AN alarming 40% of the Spanish coastline is at ‘a high risk’ of flooding from heavy storms and future ‘gota frias’ or cold drops.
A report from Spain’s Sustainability Observatory reveals that areas with recent and substantial urbanisation are most vulnerable.
This includes many parts of the Costa del Sol and Costa Blanca, where 12 and 11 towns respectively are particularly at risk.
It comes as the storm season – which left a number of people dead last year in Spain – is set to begin.
According to the report, coastal municipalities since the 1950s have been transformed from rural undeveloped regions to large tourist resorts that have a negative impact on the local ecosystem.

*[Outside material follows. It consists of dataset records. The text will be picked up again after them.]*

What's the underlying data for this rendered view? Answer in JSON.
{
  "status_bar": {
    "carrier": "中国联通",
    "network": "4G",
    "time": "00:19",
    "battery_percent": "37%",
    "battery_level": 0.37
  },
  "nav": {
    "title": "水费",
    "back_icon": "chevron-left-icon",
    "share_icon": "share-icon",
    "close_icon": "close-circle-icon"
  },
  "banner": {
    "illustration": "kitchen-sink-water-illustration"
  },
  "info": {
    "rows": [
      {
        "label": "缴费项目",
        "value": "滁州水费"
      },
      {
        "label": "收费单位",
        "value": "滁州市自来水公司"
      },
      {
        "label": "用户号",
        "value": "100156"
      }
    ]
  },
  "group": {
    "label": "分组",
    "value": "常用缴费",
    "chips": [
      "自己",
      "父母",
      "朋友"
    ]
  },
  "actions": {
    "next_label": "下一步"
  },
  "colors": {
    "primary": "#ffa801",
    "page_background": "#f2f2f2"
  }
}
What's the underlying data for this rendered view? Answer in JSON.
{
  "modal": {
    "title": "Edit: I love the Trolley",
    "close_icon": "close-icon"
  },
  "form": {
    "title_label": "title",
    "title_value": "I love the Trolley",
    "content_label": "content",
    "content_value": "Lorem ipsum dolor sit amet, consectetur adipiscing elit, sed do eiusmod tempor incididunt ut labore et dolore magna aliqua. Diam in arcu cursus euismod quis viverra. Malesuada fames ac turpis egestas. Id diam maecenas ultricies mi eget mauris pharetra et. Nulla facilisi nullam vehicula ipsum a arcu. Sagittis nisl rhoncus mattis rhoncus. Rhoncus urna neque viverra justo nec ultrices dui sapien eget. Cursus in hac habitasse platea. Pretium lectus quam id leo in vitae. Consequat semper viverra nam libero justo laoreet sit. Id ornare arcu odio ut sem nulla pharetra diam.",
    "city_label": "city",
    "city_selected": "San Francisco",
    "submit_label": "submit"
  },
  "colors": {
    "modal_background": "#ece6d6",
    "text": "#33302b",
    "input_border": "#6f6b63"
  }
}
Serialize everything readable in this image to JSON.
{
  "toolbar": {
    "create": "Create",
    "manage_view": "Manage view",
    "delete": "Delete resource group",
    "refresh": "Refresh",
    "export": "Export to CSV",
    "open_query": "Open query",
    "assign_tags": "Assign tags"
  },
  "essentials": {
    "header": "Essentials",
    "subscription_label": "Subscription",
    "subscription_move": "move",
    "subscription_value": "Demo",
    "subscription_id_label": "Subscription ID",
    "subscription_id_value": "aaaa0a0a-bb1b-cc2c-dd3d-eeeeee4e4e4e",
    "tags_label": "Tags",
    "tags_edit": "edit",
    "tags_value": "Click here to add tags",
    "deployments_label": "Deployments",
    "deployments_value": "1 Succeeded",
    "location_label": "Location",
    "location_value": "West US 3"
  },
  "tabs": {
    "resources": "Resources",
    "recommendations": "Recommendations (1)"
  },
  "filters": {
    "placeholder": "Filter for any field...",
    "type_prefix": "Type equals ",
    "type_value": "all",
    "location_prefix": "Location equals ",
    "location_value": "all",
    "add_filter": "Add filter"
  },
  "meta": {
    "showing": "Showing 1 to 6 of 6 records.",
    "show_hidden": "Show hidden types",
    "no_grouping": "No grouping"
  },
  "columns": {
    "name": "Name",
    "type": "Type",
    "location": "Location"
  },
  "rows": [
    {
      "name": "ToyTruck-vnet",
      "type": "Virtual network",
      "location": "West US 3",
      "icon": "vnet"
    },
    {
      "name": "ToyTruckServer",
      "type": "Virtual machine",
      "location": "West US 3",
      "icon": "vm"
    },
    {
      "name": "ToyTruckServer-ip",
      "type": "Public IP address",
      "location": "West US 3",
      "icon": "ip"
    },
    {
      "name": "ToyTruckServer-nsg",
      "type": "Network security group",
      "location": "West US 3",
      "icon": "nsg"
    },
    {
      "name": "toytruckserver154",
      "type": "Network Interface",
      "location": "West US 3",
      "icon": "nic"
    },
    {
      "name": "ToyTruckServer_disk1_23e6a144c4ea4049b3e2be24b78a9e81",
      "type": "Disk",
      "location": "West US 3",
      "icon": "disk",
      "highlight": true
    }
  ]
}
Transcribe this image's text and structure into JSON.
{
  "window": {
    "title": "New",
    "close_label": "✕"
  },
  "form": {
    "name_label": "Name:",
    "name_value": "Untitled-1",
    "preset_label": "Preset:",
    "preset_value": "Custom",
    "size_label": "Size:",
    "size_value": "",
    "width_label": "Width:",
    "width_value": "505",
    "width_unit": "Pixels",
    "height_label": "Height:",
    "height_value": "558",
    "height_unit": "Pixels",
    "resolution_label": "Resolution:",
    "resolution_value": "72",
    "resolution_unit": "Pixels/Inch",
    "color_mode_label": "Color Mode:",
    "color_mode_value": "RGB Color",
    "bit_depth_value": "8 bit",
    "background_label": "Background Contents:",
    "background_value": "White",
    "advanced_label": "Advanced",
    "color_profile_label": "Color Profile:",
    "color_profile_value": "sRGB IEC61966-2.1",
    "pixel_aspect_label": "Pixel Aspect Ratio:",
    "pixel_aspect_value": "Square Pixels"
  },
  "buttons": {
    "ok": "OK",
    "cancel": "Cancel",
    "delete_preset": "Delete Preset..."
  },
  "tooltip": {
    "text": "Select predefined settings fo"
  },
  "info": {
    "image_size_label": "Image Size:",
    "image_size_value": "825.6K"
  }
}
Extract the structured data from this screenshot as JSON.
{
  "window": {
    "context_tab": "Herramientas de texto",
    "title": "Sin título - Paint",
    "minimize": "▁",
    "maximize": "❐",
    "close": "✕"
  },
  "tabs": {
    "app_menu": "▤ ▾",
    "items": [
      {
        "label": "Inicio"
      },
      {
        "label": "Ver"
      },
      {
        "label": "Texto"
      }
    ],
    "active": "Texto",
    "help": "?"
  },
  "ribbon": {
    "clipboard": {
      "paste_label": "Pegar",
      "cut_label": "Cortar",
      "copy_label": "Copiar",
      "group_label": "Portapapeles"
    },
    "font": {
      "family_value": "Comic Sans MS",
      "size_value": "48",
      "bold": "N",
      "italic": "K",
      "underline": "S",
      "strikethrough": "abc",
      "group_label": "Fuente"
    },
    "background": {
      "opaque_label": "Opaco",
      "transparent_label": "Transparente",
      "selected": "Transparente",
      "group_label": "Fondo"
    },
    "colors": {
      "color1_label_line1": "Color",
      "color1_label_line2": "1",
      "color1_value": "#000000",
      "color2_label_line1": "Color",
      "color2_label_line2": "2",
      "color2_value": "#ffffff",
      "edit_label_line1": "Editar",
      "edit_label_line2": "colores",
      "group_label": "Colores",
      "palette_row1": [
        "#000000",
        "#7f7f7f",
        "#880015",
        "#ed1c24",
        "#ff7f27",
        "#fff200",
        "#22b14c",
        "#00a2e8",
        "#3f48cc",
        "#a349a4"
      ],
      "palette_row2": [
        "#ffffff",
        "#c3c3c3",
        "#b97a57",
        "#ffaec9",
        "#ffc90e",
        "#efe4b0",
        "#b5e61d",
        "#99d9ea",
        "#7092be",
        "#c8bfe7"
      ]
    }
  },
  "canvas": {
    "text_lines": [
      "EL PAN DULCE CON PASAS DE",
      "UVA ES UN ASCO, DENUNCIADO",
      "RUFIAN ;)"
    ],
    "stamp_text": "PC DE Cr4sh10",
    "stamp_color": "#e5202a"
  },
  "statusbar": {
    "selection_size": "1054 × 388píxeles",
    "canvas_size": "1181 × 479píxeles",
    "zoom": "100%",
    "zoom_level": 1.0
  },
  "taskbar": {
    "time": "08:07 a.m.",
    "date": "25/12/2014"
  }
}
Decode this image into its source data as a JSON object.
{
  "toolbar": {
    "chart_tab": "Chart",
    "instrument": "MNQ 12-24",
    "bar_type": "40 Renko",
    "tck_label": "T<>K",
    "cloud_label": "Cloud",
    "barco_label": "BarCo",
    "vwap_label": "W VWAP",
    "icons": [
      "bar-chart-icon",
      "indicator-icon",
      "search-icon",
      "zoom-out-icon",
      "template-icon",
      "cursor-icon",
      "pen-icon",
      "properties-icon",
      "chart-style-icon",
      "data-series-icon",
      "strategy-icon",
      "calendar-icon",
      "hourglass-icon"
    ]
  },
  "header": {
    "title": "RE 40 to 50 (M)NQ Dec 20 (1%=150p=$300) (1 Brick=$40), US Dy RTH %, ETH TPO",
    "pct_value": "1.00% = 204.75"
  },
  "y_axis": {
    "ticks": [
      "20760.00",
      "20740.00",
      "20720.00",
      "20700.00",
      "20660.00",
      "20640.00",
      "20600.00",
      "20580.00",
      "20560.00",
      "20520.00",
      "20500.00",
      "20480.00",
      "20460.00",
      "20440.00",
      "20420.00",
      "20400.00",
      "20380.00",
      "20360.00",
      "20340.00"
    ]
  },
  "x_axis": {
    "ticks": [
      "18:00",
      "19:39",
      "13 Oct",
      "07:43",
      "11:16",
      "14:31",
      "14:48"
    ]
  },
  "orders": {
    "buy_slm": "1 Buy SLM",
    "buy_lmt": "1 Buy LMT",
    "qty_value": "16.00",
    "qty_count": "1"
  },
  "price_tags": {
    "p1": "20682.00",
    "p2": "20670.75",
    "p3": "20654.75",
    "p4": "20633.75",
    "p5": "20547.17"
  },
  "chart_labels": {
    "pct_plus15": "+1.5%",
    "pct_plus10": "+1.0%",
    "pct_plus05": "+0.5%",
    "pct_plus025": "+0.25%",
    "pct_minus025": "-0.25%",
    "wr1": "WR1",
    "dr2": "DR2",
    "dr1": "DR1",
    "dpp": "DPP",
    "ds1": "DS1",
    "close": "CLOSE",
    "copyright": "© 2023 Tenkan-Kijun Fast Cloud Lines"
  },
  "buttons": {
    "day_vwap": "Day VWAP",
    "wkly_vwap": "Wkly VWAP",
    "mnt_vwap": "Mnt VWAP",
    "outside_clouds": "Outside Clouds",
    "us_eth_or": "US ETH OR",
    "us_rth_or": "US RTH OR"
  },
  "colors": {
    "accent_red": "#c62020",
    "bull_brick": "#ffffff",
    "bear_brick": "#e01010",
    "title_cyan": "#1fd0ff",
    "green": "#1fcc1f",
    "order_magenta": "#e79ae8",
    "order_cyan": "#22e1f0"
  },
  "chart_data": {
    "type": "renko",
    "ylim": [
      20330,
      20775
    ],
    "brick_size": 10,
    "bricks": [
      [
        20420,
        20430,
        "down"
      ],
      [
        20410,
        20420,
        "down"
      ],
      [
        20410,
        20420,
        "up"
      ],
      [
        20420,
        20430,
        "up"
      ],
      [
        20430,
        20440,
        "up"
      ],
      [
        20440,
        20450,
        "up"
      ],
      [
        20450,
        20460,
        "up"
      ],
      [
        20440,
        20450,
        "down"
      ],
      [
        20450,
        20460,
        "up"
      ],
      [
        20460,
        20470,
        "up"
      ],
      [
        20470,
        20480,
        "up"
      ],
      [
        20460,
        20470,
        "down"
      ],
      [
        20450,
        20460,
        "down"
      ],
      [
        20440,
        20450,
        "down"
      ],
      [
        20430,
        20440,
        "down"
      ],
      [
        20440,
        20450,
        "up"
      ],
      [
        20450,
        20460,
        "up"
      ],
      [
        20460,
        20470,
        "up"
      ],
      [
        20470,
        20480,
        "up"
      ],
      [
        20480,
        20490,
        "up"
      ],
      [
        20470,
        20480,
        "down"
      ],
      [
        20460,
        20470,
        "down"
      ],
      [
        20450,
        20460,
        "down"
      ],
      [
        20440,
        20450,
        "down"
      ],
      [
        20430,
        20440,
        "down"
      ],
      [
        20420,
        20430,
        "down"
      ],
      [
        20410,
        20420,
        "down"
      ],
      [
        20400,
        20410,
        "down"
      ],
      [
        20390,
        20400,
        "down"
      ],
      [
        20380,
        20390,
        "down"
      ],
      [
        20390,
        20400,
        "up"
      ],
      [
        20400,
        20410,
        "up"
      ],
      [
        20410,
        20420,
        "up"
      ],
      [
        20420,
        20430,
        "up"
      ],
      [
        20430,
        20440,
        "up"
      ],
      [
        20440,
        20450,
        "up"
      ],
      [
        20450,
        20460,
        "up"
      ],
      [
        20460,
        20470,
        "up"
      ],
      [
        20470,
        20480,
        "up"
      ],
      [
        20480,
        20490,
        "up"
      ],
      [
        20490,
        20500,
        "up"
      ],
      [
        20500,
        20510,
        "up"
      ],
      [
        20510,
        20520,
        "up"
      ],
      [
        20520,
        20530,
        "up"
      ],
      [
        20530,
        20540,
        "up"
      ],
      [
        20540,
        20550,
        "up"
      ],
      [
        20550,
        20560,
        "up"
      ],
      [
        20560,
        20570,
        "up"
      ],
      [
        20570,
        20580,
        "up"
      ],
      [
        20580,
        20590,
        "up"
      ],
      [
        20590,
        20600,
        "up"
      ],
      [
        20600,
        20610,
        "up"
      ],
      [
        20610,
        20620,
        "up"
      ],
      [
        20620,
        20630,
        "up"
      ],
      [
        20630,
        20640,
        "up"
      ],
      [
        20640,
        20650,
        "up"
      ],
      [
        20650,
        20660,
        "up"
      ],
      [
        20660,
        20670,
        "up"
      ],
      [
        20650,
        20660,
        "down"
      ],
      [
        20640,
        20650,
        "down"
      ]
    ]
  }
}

Some 48 localities out of the 50 studied in the report had seen excessive construction for tourist use, mainly in the form of homes, hotels and golf courses.
Flooding after storms is generally caused by ‘a lack of suitable drainage, because traditional floodplains have been built on without planning’.
Also, man-made storm drains are often badly maintained and easily clog up with flora and other detritus.
The report looked at the ‘most artificial municipalities’ on the coast, with 10 each in the Canary Islands and the Balearics, two in Catalunya and five in Galicia, plus the ones in Valencia and Andalucia.
Marbella on the Costa del Sol was highlighted as the most urbanised, with the report claiming it is the ‘most impacted by intensive tourism in Spain’.
Next are Calvia, in Mallorca, Denia, on the Costa Blanca, Estepona, on the Costa del Sol, and Puerto del Rosario, in Las Palmas, in the Canaries.
In terms of development close to the shoreline (under 500 metres) Benicassim (in Castellon) is the worst offender with 82% of its coastline developed for tourist purposes.
Also criticised are Orihuela Costa, Mijas, Torrevieja and Benalmadena.
The proliferation of golf courses was also pointed out in the Observatory’s findings.
It claimed that the construction of greens and fairways has far exceeded the land area used for public parks and playgrounds.
The report warns that most of the towns analysed have a ‘risky’ economic model because they have ‘prioritised tourism in favour of agriculture’.
One extreme recommendation is that affected areas should be ‘given back to the sea’, meaning that urbanised areas would be razed to the ground up to 500 metres from the coast.
More tenable options include financial incentives for municipalities to avoid further coastal urbanisation and the implementation of more protected areas.
Last September, a serious gota fria left large parts of the Costa Blanca’s Vega Baja region underwater, killing seven people and causing millions of euros of devastation.